Cette exposition ainsi que notre présence à Berlin ce soir, Monsieur Esrail, me permettent également de rendre hommage à l’ incessant travail de mémoire mené sur la Shoah en Allemagne. Ce pays n’a de cesse d’ interroger son passé nazi et de réfléchir à la signification de cette faute. L’ Allemagne est plus que tout autre pays ‘dans l’ ère de la commémoration’. La ville de Berlin en est l’ exemple le plus frappant, elle dont le tissu urbain est si marqué par ces lieux de commémoration. L’ Allemagne vit quotidiennement avec sa mémoire et c’ est, entre autre, ce qui lui donne sa légitimité démocratique aujourd’hui, soixante ans après.
Le fait que l’ Allemagne ait cette exigence de mémoire et ait accepté sa responsabilité historique n’ est pas un point mineur. C’ est au contraire ce qui lui permet d’ être reconnue aujourd’hui comme l’ un des acteurs principaux de paix, de démocratie et de stabilité en Europe et dans le monde, et ce malgré son passé.
C’ est sur la reconnaissance de cette Allemagne-ci que s’est façonnée la relation franco-allemande qui dure depuis cinquante ans.

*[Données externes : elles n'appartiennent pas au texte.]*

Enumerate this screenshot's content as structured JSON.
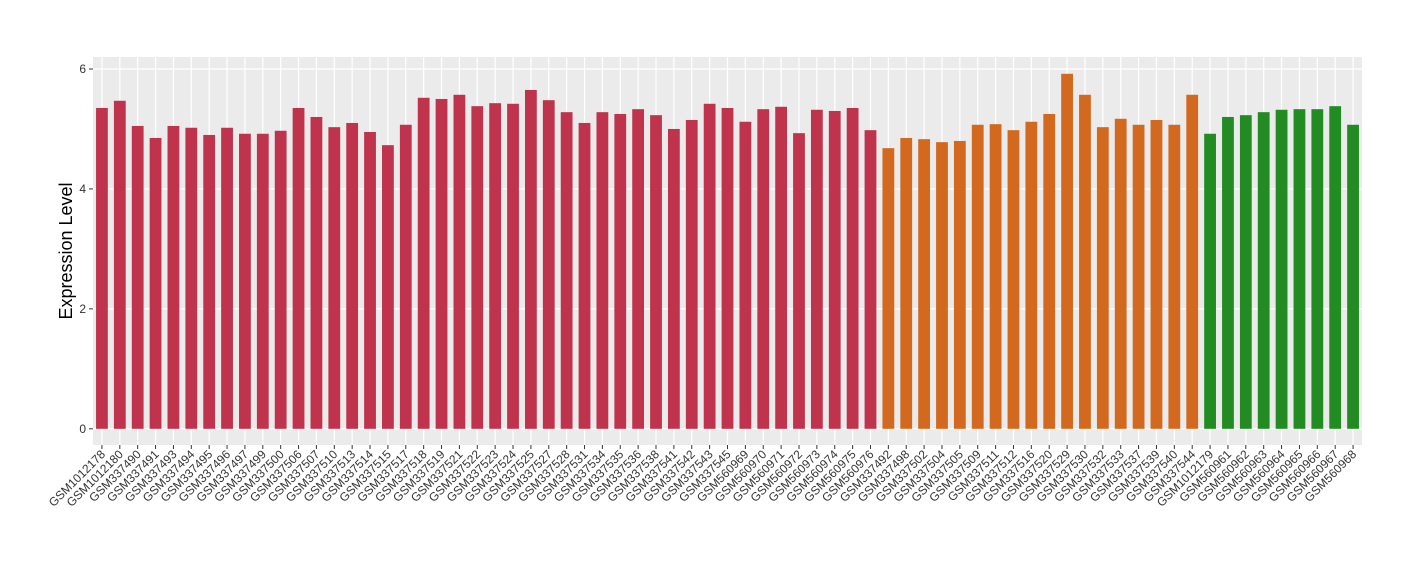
{
  "chart_data": {
    "type": "bar",
    "y_label": "Expression Level",
    "categories": [
      "GSM1012178",
      "GSM1012180",
      "GSM337490",
      "GSM337491",
      "GSM337493",
      "GSM337494",
      "GSM337495",
      "GSM337496",
      "GSM337497",
      "GSM337499",
      "GSM337500",
      "GSM337506",
      "GSM337507",
      "GSM337510",
      "GSM337513",
      "GSM337514",
      "GSM337515",
      "GSM337517",
      "GSM337518",
      "GSM337519",
      "GSM337521",
      "GSM337522",
      "GSM337523",
      "GSM337524",
      "GSM337525",
      "GSM337527",
      "GSM337528",
      "GSM337531",
      "GSM337534",
      "GSM337535",
      "GSM337536",
      "GSM337538",
      "GSM337541",
      "GSM337542",
      "GSM337543",
      "GSM337545",
      "GSM560969",
      "GSM560970",
      "GSM560971",
      "GSM560972",
      "GSM560973",
      "GSM560974",
      "GSM560975",
      "GSM560976",
      "GSM337492",
      "GSM337498",
      "GSM337502",
      "GSM337504",
      "GSM337505",
      "GSM337509",
      "GSM337511",
      "GSM337512",
      "GSM337516",
      "GSM337520",
      "GSM337529",
      "GSM337530",
      "GSM337532",
      "GSM337533",
      "GSM337537",
      "GSM337539",
      "GSM337540",
      "GSM337544",
      "GSM1012179",
      "GSM560961",
      "GSM560962",
      "GSM560963",
      "GSM560964",
      "GSM560965",
      "GSM560966",
      "GSM560967",
      "GSM560968"
    ],
    "values": [
      5.35,
      5.47,
      5.05,
      4.85,
      5.05,
      5.02,
      4.9,
      5.02,
      4.92,
      4.92,
      4.97,
      5.35,
      5.2,
      5.03,
      5.1,
      4.95,
      4.73,
      5.07,
      5.52,
      5.5,
      5.57,
      5.38,
      5.43,
      5.42,
      5.65,
      5.48,
      5.28,
      5.1,
      5.28,
      5.25,
      5.33,
      5.23,
      5.0,
      5.15,
      5.42,
      5.35,
      5.12,
      5.33,
      5.37,
      4.93,
      5.32,
      5.3,
      5.35,
      4.98,
      4.68,
      4.85,
      4.83,
      4.78,
      4.8,
      5.07,
      5.08,
      4.98,
      5.12,
      5.25,
      5.92,
      5.57,
      5.03,
      5.17,
      5.07,
      5.15,
      5.07,
      5.57,
      4.92,
      5.2,
      5.23,
      5.28,
      5.32,
      5.33,
      5.33,
      5.38,
      5.07
    ],
    "colors": [
      "#c0334d",
      "#c0334d",
      "#c0334d",
      "#c0334d",
      "#c0334d",
      "#c0334d",
      "#c0334d",
      "#c0334d",
      "#c0334d",
      "#c0334d",
      "#c0334d",
      "#c0334d",
      "#c0334d",
      "#c0334d",
      "#c0334d",
      "#c0334d",
      "#c0334d",
      "#c0334d",
      "#c0334d",
      "#c0334d",
      "#c0334d",
      "#c0334d",
      "#c0334d",
      "#c0334d",
      "#c0334d",
      "#c0334d",
      "#c0334d",
      "#c0334d",
      "#c0334d",
      "#c0334d",
      "#c0334d",
      "#c0334d",
      "#c0334d",
      "#c0334d",
      "#c0334d",
      "#c0334d",
      "#c0334d",
      "#c0334d",
      "#c0334d",
      "#c0334d",
      "#c0334d",
      "#c0334d",
      "#c0334d",
      "#c0334d",
      "#d2691e",
      "#d2691e",
      "#d2691e",
      "#d2691e",
      "#d2691e",
      "#d2691e",
      "#d2691e",
      "#d2691e",
      "#d2691e",
      "#d2691e",
      "#d2691e",
      "#d2691e",
      "#d2691e",
      "#d2691e",
      "#d2691e",
      "#d2691e",
      "#d2691e",
      "#d2691e",
      "#228b22",
      "#228b22",
      "#228b22",
      "#228b22",
      "#228b22",
      "#228b22",
      "#228b22",
      "#228b22",
      "#228b22"
    ],
    "ylim": [
      -0.27,
      6.2
    ],
    "yticks": [
      0,
      2,
      4,
      6
    ],
    "grid": true
  }
}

Le geste que De Gaulle et Adenauer ont accompli au début des années 1960 a montré que nos deux peuples se réconciliaient non pas en oubliant leur passé mais au contraire, ce qui avait beaucoup plus de poids, avec tout leur passé –avec ses périodes sombres aussi bien que ses heures de gloire-.
C’ est encore en reconnaissant son passé tragique que l’ Allemagne a ensuite pu s’engager sur la voie de la réunification. En homme d’ Etat ayant contribué de manière si exemplaire au travail de mémoire du peuple allemand, Willy Brandt a pu justement écrire, quelques semaines avant la chute du mur, « Noch so grosse Schuld einer Nation, kann nicht durch eine zeitlos verordnete Spaltung getilgt werden ».(1)
C’ est grâce à cette reconnaissance que s’ est construite le projet de paix qu’est l’ Europe. Des témoignages tels que le vôtre, M. Esrail, nous font prendre conscience du chemin parcouru et de la chance que nous avons aujourd’hui de pouvoir croire en l’ avenir d’ une vision européenne porteuse de démocratie et de liberté.
Je vous remercie de votre attention.
(1) Zitiert von : Frank Brunnssen. Das neue Selbstverständnis der Berliner Republik Königshausen & Neumann. 2005. (S 105)
(« Il n’y a pas faute si grande qu’une nation ait pu commettre, qui dût la condamner ) à la division éternelle »).